Auch wenn es die Frau nicht gegeben hat, so gibt es ihre Geschichte, über die man nachdenken kann. Die Muslimin hat 38 Jahre zugebracht, um eine Brahminin zu werden, und dann fühlte sie sich (zum zweiten Mal) von Keshar Lal verraten. Wir können die Erzählung als eine unglücklich verlaufene Liebesgeschichte lesen oder aber als den Weg einer Seele, die nun, gemessen am Weg ihres unbekannten Gurus, an dem ihren zweifelte.

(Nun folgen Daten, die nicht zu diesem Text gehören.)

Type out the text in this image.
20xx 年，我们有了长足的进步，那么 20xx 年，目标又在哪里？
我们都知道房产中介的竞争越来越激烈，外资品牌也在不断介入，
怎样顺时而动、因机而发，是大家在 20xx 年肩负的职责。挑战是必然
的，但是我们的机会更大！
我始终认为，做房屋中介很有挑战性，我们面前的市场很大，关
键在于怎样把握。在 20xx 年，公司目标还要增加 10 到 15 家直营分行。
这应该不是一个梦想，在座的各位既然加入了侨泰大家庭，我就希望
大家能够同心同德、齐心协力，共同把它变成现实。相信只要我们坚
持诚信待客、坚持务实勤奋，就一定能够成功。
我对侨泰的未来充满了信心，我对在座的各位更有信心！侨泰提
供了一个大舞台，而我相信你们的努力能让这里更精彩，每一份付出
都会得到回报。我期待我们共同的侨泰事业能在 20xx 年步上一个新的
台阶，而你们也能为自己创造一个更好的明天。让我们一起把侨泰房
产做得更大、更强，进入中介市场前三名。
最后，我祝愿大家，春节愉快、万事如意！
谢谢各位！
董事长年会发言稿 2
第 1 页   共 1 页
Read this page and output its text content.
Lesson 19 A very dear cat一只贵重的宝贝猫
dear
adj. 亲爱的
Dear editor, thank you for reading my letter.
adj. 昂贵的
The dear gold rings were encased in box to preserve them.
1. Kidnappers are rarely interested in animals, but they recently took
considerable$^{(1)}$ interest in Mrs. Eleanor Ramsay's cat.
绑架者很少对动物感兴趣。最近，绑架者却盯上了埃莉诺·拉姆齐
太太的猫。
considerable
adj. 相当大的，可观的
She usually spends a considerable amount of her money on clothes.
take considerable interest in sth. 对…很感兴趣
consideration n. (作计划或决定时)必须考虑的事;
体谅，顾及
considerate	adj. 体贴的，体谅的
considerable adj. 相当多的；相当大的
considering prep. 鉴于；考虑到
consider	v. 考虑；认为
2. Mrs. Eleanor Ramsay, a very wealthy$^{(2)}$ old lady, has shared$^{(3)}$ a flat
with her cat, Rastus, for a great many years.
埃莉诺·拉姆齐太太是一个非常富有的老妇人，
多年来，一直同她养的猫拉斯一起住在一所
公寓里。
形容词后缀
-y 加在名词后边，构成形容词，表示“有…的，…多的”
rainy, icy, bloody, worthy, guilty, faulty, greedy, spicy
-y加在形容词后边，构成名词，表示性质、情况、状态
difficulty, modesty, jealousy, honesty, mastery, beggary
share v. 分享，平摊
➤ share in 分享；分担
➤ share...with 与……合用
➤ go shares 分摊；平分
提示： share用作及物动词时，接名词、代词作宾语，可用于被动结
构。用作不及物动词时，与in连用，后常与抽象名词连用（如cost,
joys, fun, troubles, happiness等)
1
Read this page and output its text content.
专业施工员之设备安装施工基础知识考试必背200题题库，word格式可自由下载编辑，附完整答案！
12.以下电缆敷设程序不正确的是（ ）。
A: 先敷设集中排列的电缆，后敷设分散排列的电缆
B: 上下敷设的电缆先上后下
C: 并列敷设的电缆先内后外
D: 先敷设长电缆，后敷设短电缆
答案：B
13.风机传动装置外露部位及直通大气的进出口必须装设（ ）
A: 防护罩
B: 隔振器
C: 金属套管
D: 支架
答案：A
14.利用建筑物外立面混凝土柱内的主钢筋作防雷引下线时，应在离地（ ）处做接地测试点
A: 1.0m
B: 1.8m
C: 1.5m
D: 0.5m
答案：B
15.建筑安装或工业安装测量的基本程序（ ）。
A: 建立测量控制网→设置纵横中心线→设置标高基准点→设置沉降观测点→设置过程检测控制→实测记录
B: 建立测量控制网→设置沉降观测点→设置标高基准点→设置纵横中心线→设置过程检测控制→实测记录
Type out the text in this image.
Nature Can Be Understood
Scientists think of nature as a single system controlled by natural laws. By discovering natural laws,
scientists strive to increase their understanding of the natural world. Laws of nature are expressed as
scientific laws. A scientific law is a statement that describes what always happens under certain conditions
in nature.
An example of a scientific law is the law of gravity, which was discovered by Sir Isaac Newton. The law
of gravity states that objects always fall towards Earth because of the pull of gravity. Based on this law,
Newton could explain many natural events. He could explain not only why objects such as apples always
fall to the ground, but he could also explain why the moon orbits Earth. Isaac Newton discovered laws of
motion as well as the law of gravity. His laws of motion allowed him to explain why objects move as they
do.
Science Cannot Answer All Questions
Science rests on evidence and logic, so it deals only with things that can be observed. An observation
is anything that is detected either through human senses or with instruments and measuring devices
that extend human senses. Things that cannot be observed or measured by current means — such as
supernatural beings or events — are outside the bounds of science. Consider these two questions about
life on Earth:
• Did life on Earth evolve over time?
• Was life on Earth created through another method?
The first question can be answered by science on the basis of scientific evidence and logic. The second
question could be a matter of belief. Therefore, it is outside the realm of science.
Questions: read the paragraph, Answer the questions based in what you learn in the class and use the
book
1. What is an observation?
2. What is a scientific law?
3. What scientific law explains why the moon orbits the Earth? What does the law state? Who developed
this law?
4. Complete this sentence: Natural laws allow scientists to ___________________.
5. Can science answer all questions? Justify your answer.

Wir denken an die Sufi-Anekdote des Mannes, der übermütig eine Prinzessin um ein Rendezvous bat, und sie sagte: »Morgen, auf dem Friedhof.«

Der Mann ging zum Friedhof, wartete auf sie, wartete jahrelang, begann zu beten und wurde zum Heiligen. Manche Menschen werden in unserem Leben zu Katalysatoren: Sie bewegen uns dazu, einen Weg zu gehen, und die Frau ist einen Weg gegangen, hat ihre Seele gebildet, und, wie heißt es im »Faust«? »Wer immer strebend sich bemüht, den können wir erlösen.« Ihr Leben war nicht vergebens, sie hat es richtig gemacht. Ihre Jugend wäre auch in einer Ehe vergangen, und so hat sie sich vorbereitet auf Nirwana.